A recent advertising campaign from the federal government promotes private health insurance to people on the basis that they may be able to receive rebates for services in the home, such as dialysis and chemotherapy.
Nice thought, but there are currently no patients receiving private health insurance rebates for dialysis in the home. Moreover, insurers have no offers to cover this treatment.
Today’s reality is that private health insurers are not providing rebates for dialysis patients in any private clinic or hospital setting without severe limits on the amount of rebate paid, and the number of members eligible for treatment. Those next in line are discriminated against, and are forced onto public hospital waiting lists.
The largest three funds in Australia, Medibank Private, Mutual/HBA and MBF, all limit the number of their members who can receive dialysis through a private service.
They do so by placing a cap on the number of members they will rebate at a negotiated level, and then only offering the legal minimum payment of $170 per treatment (called Band 1) for any others seeking treatment. The Commonwealth Department of Ageing and Disability in its “State of Our Public Hospitals Report” June 2005, put the cost of dialysis at $440 per treatment.
Patients are either required to meet the cost difference themselves, about $130 or more per treatment, with an average of three to four treatments required each week, or wait for a public facility. Most health insurance companies stipulate in their agreements with private service providers that their members not be charged the gap. The only option for those patients is to join the wait for public services — the consequences for many are severe: renal failure and emergency hospital admission.
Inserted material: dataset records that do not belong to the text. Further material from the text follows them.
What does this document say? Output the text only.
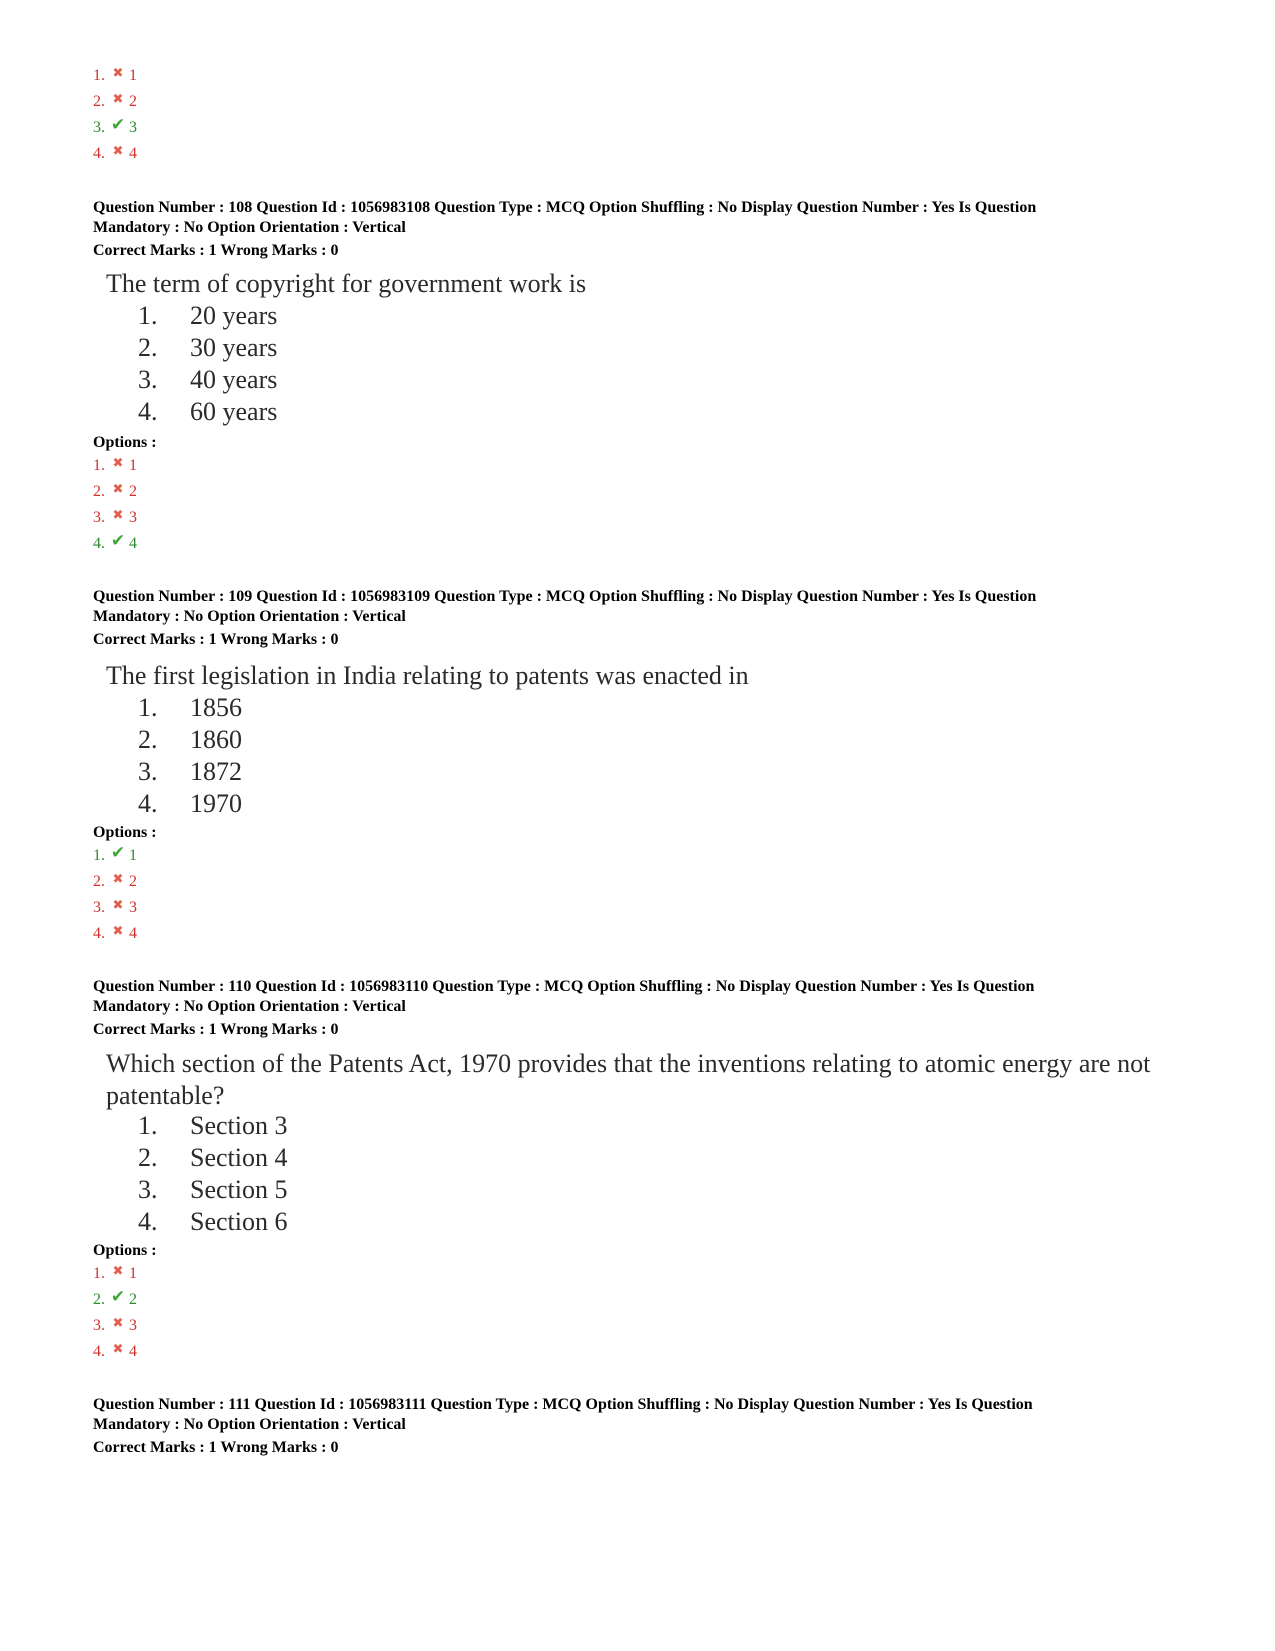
1. ✖ 1
2. ✖ 2
3. ✔ 3
4. ✖ 4
Question Number : 108 Question Id : 1056983108 Question Type : MCQ Option Shuffling : No Display Question Number : Yes Is Question
Mandatory : No Option Orientation : Vertical
Correct Marks : 1 Wrong Marks : 0
The term of copyright for government work is
1. 20 years
2. 30 years
3. 40 years
4. 60 years
Options :
1. ✖ 1
2. ✖ 2
3. ✖ 3
4. ✔ 4
Question Number : 109 Question Id : 1056983109 Question Type : MCQ Option Shuffling : No Display Question Number : Yes Is Question
Mandatory : No Option Orientation : Vertical
Correct Marks : 1 Wrong Marks : 0
The first legislation in India relating to patents was enacted in
1. 1856
2. 1860
3. 1872
4. 1970
Options :
1. ✔ 1
2. ✖ 2
3. ✖ 3
4. ✖ 4
Question Number : 110 Question Id : 1056983110 Question Type : MCQ Option Shuffling : No Display Question Number : Yes Is Question
Mandatory : No Option Orientation : Vertical
Correct Marks : 1 Wrong Marks : 0
Which section of the Patents Act, 1970 provides that the inventions relating to atomic energy are not patentable?
1. Section 3
2. Section 4
3. Section 5
4. Section 6
Options :
1. ✖ 1
2. ✔ 2
3. ✖ 3
4. ✖ 4
Question Number : 111 Question Id : 1056983111 Question Type : MCQ Option Shuffling : No Display Question Number : Yes Is Question
Mandatory : No Option Orientation : Vertical
Correct Marks : 1 Wrong Marks : 0
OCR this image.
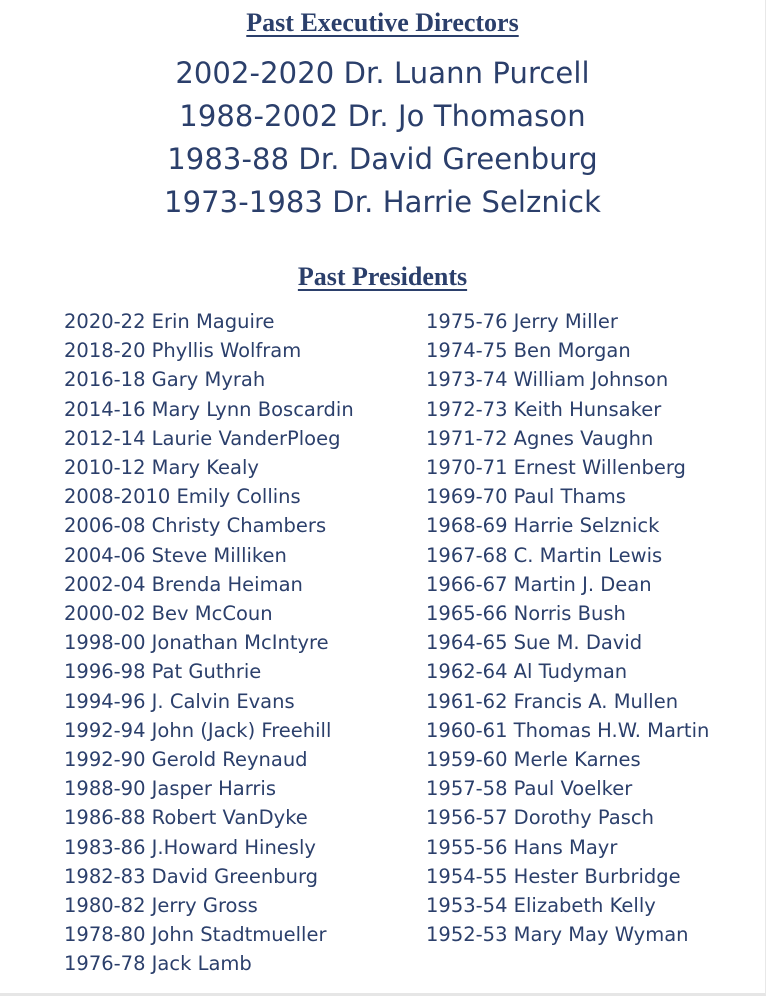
Past Executive Directors
2002-2020 Dr. Luann Purcell
1988-2002 Dr. Jo Thomason
1983-88 Dr. David Greenburg
1973-1983 Dr. Harrie Selznick
Past Presidents
2020-22 Erin Maguire
2018-20 Phyllis Wolfram
2016-18 Gary Myrah
2014-16 Mary Lynn Boscardin
2012-14 Laurie VanderPloeg
2010-12 Mary Kealy
2008-2010 Emily Collins
2006-08 Christy Chambers
2004-06 Steve Milliken
2002-04 Brenda Heiman
2000-02 Bev McCoun
1998-00 Jonathan McIntyre
1996-98 Pat Guthrie
1994-96 J. Calvin Evans
1992-94 John (Jack) Freehill
1992-90 Gerold Reynaud
1988-90 Jasper Harris
1986-88 Robert VanDyke
1983-86 J.Howard Hinesly
1982-83 David Greenburg
1980-82 Jerry Gross
1978-80 John Stadtmueller
1976-78 Jack Lamb
1975-76 Jerry Miller
1974-75 Ben Morgan
1973-74 William Johnson
1972-73 Keith Hunsaker
1971-72 Agnes Vaughn
1970-71 Ernest Willenberg
1969-70 Paul Thams
1968-69 Harrie Selznick
1967-68 C. Martin Lewis
1966-67 Martin J. Dean
1965-66 Norris Bush
1964-65 Sue M. David
1962-64 Al Tudyman
1961-62 Francis A. Mullen
1960-61 Thomas H.W. Martin
1959-60 Merle Karnes
1957-58 Paul Voelker
1956-57 Dorothy Pasch
1955-56 Hans Mayr
1954-55 Hester Burbridge
1953-54 Elizabeth Kelly
1952-53 Mary May Wyman
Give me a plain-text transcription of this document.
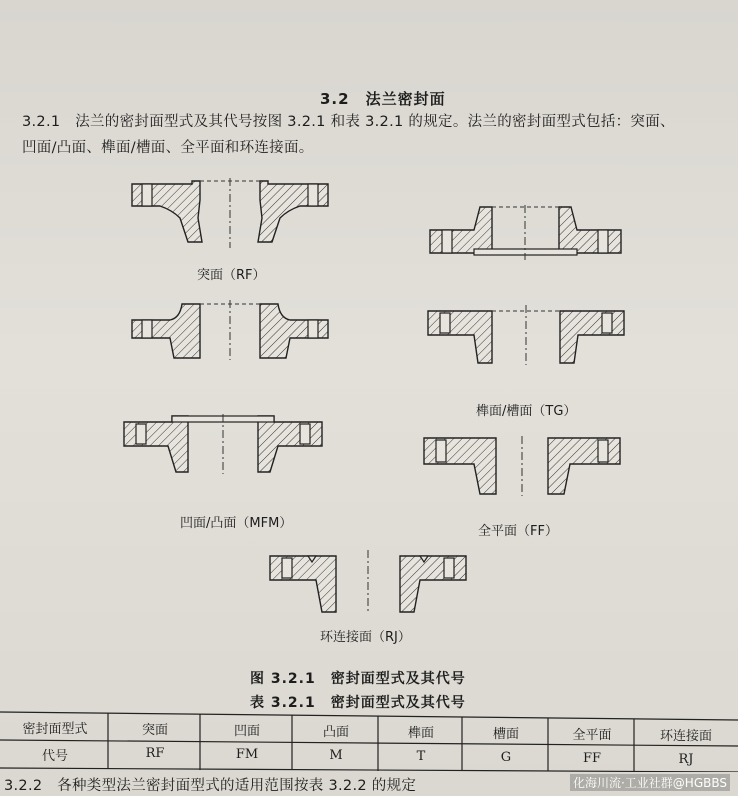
3.2　法兰密封面
3.2.1　法兰的密封面型式及其代号按图 3.2.1 和表 3.2.1 的规定。法兰的密封面型式包括：突面、
凹面/凸面、榫面/槽面、全平面和环连接面。
突面（RF）
榫面/槽面（TG）
凹面/凸面（MFM）
全平面（FF）
环连接面（RJ）
图 3.2.1　密封面型式及其代号
表 3.2.1　密封面型式及其代号
密封面型式	突面	凹面	凸面	榫面	槽面	全平面	环连接面
代号	RF	FM	M	T	G	FF	RJ
3.2.2　各种类型法兰密封面型式的适用范围按表 3.2.2 的规定	化海川流·工业社群@HGBBS
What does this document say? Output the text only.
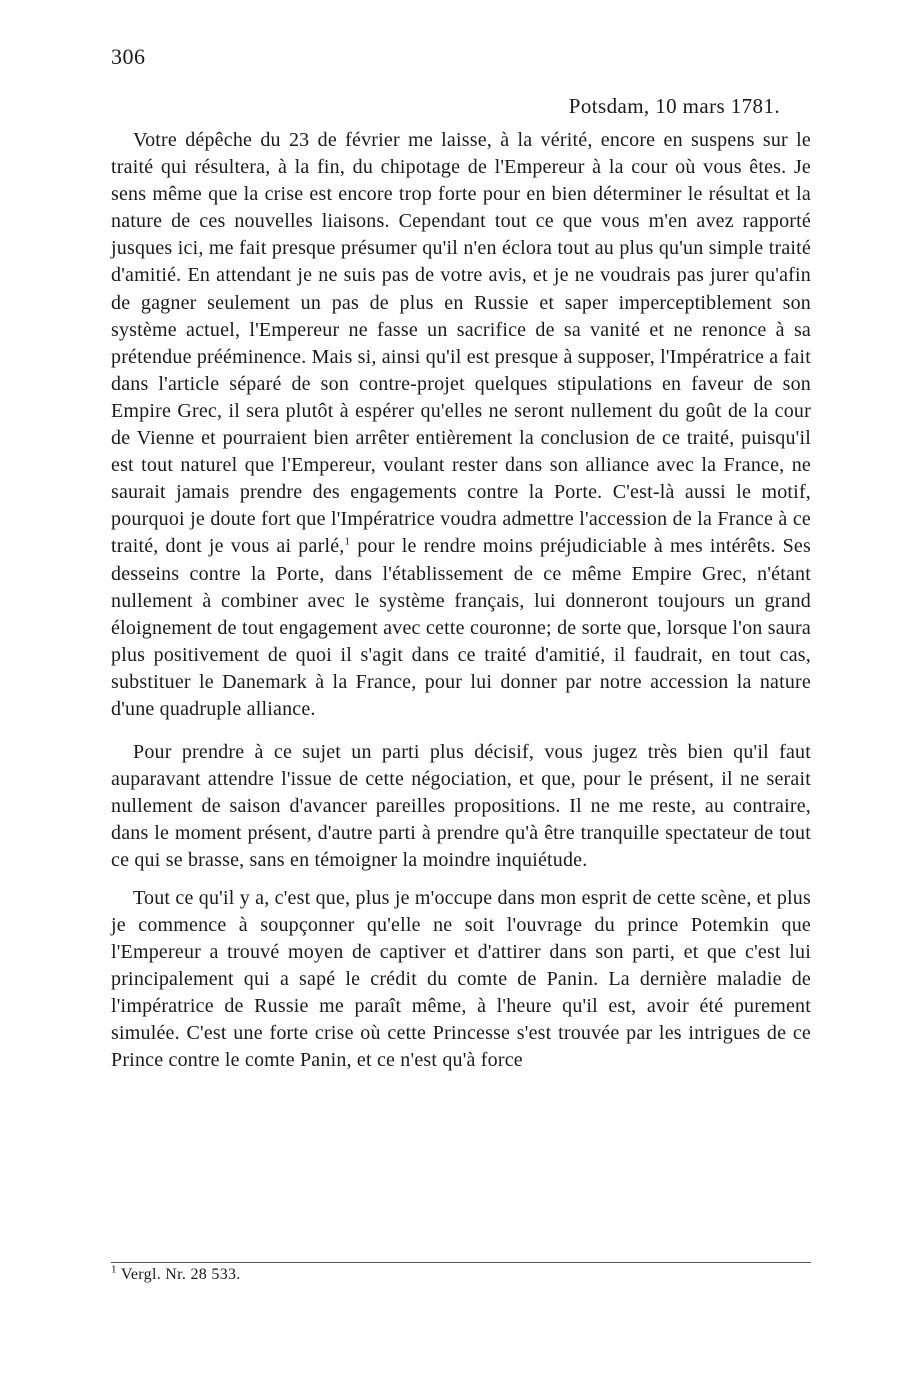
306
Potsdam, 10 mars 1781.

Votre dépêche du 23 de février me laisse, à la vérité, encore en suspens sur le traité qui résultera, à la fin, du chipotage de l'Empereur à la cour où vous êtes. Je sens même que la crise est encore trop forte pour en bien déterminer le résultat et la nature de ces nouvelles liaisons. Cependant tout ce que vous m'en avez rapporté jusques ici, me fait presque présumer qu'il n'en éclora tout au plus qu'un simple traité d'amitié. En attendant je ne suis pas de votre avis, et je ne voudrais pas jurer qu'afin de gagner seulement un pas de plus en Russie et saper imperceptiblement son système actuel, l'Empereur ne fasse un sacrifice de sa vanité et ne renonce à sa prétendue prééminence. Mais si, ainsi qu'il est presque à supposer, l'Impératrice a fait dans l'article séparé de son contre-projet quelques stipulations en faveur de son Empire Grec, il sera plutôt à espérer qu'elles ne seront nullement du goût de la cour de Vienne et pourraient bien arrêter entièrement la conclusion de ce traité, puisqu'il est tout naturel que l'Empereur, voulant rester dans son alliance avec la France, ne saurait jamais prendre des engagements contre la Porte. C'est-là aussi le motif, pourquoi je doute fort que l'Impératrice voudra admettre l'accession de la France à ce traité, dont je vous ai parlé,$^1$ pour le rendre moins préjudiciable à mes intérêts. Ses desseins contre la Porte, dans l'établissement de ce même Empire Grec, n'étant nullement à combiner avec le système français, lui donneront toujours un grand éloignement de tout engagement avec cette couronne; de sorte que, lorsque l'on saura plus positivement de quoi il s'agit dans ce traité d'amitié, il faudrait, en tout cas, substituer le Danemark à la France, pour lui donner par notre accession la nature d'une quadruple alliance.

Pour prendre à ce sujet un parti plus décisif, vous jugez très bien qu'il faut auparavant attendre l'issue de cette négociation, et que, pour le présent, il ne serait nullement de saison d'avancer pareilles propositions. Il ne me reste, au contraire, dans le moment présent, d'autre parti à prendre qu'à être tranquille spectateur de tout ce qui se brasse, sans en témoigner la moindre inquiétude.

Tout ce qu'il y a, c'est que, plus je m'occupe dans mon esprit de cette scène, et plus je commence à soupçonner qu'elle ne soit l'ouvrage du prince Potemkin que l'Empereur a trouvé moyen de captiver et d'attirer dans son parti, et que c'est lui principalement qui a sapé le crédit du comte de Panin. La dernière maladie de l'impératrice de Russie me paraît même, à l'heure qu'il est, avoir été purement simulée. C'est une forte crise où cette Princesse s'est trouvée par les intrigues de ce Prince contre le comte Panin, et ce n'est qu'à force

$^1$ Vergl. Nr. 28 533.
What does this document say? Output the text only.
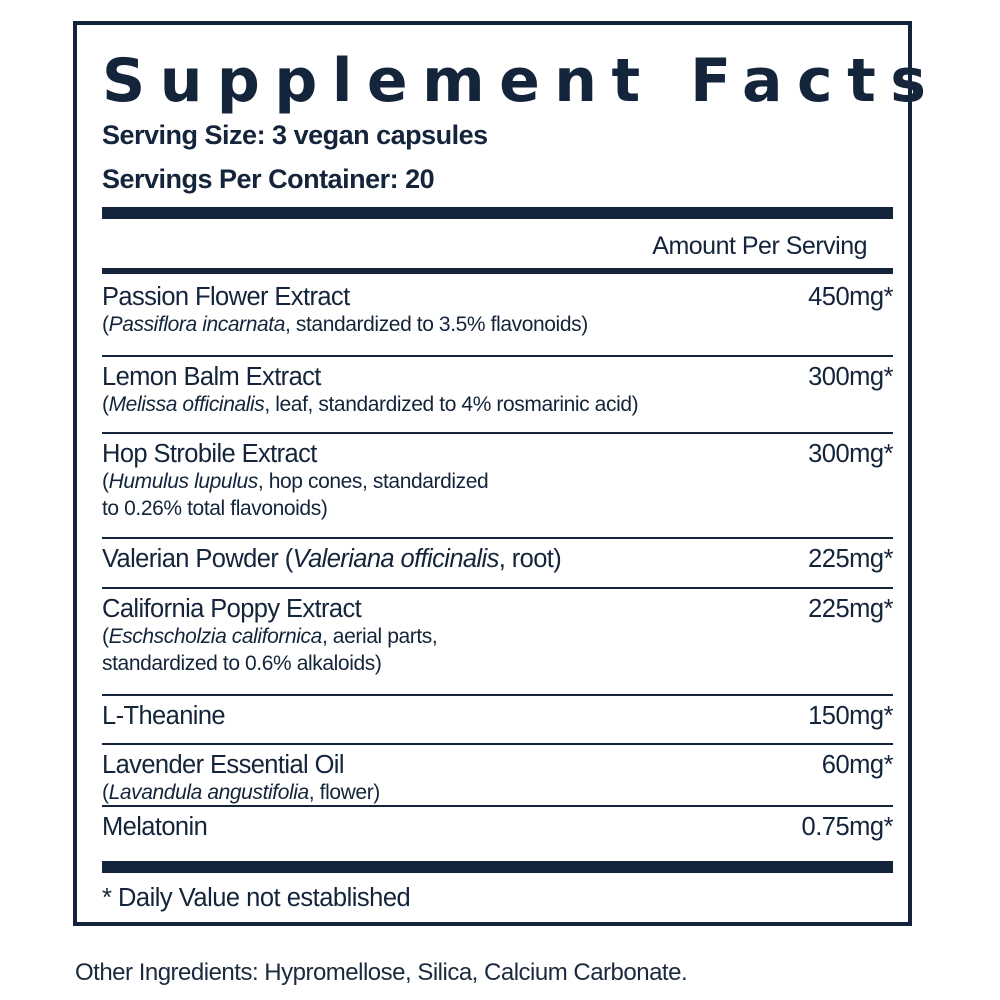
Supplement Facts
Serving Size: 3 vegan capsules
Servings Per Container: 20
Amount Per Serving
Passion Flower Extract	450mg*
(Passiflora incarnata, standardized to 3.5% flavonoids)
Lemon Balm Extract	300mg*
(Melissa officinalis, leaf, standardized to 4% rosmarinic acid)
Hop Strobile Extract	300mg*
(Humulus lupulus, hop cones, standardized
to 0.26% total flavonoids)
Valerian Powder (Valeriana officinalis, root)	225mg*
California Poppy Extract	225mg*
(Eschscholzia californica, aerial parts,
standardized to 0.6% alkaloids)
L-Theanine	150mg*
Lavender Essential Oil	60mg*
(Lavandula angustifolia, flower)
Melatonin	0.75mg*
* Daily Value not established
Other Ingredients: Hypromellose, Silica, Calcium Carbonate.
Two simple changes are required to remedy the situation. Firstly, the rebate for dialysis needs to be closer to the cost of the service. The Minister is in a position to direct that the rebate be changed from $170 (Band 1, the default payment) to $303 per treatment (Band 4). Secondly, the funds need to remove the caps they are placing on their members receiving dialysis treatment.
Until such time as these two measures occur, public hospitals will be overloaded with patients requiring dialysis and private providers of dialysis services will not provide any new facilities or be able to offer services to people in their home.
If the rhetoric of the advertising campaign is to become reality, Tony Abbott needs to require the private health insurance funds to pay for their members to receive dialysis treatment. Otherwise, there will be no home-based option, or sufficient community based services for privately insured patients who need dialysis in Australia.